With the growing demands for communication as in lectures, business, telephone, etc, with the difficulties encountered by learners of English language in communication, listening comprehension is now given a special attention, and it is rather more important than any other language skill. Rivers (1968), Widdowson (1978), McCarthy (1991) in Bouache (2010: 26) consider listening comprehension as a solid basis, a foundation and a prerequisite for oral proficiency. Therefore, the teaching of comprehension of spoken language has become of major importance based, more particularly, on what learners “should most usefully be able to communicate in the foreign language.” (Wilkins: 1976 in Bouache: 2010: 26) .

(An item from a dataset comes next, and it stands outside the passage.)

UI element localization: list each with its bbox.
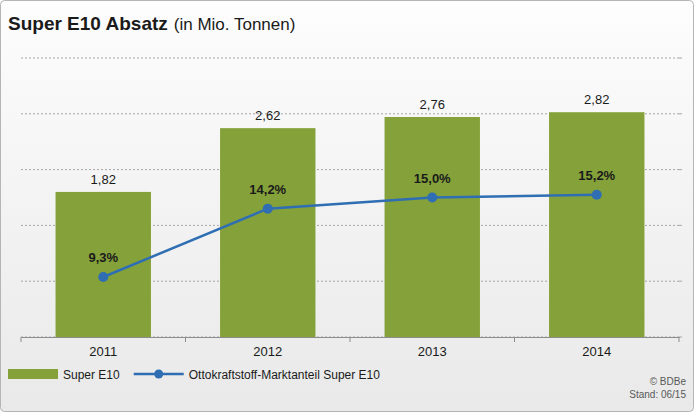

Listening is a complex and difficult issue to be investigated which means that it is not easy to provide an easy and quick definition of listening. Rost (1994) in Bouache (2010: 26).” Listening is less directly observed and less noticeable in both its development and its everyday use.” Additionally, listening has been defined as an active process which has taken place between various situations. It requires concentration to understand the message. Tucker (1925) in Bouache (2010: 27) defines listening as”… an analysis of the impressions resulting from concentration where an effort of will is required.”In effect this definition attracts our attention on concentration. Hook’s (1950) in Bouache (2010: 27) definition, however, depicts listening as:

… the conscious, purposeful registration of sounds upon the mind ... [It] leads to further mental activity ...all true listening is creative.

In fact, what is genuine about Hook’s definition is the creative aspect in listening. As an example, when the learner listens to a native speaker narrating a story in T.V this enables the learner to generate new ideas and concepts related to this story. Wolff (1983) in Bouache (2010: 27) suggest that listening is: “a unitary _ receptive communication process of hearing and selecting , assimilating and organizing , and retaining and covertly responding to aural and non- verbal stimuli .”

In general, we do respond overtly, because speaking is a subsequent behavior to listening. Listening for Brownell (1986) in Bouache (2010: 27) is “a process involving six skill areas, or components: hearing messages, understanding messages, remembering messages, interpreting messages, evaluating messages, responding to messages.” Hyslop and Tone (1989) in Bouache (2010: 27) define listening as:

“The first language mode that children acquire. It provides a foundation for all aspects of language and cognitive development, and it plays a life-long role in the process of learning and communication essential to productive participation in life”.
When one listens he takes on information which can be thought of as signals in his mind related to ideas and relationships between different things. As a result, the language provides the signal and the listener provides the image, so, information is a possibility for having access to ones images, ideas, and memories. The whole process of language understanding is the integration of new incoming information into already existing knowledge. That is how previous knowledge or schemata stored in memory plays an important role in the listening comprehension process.

Additionally, remembering is involved in the whole process. This means that listening can be held in our Short Term Memory (STM) such as the first parts of the message as well as the incoming parts, and only the relevant parts that are crucial for the building of meaning reach our Long Term Memory (LTM). Memory then plays an important role throughout the listening process.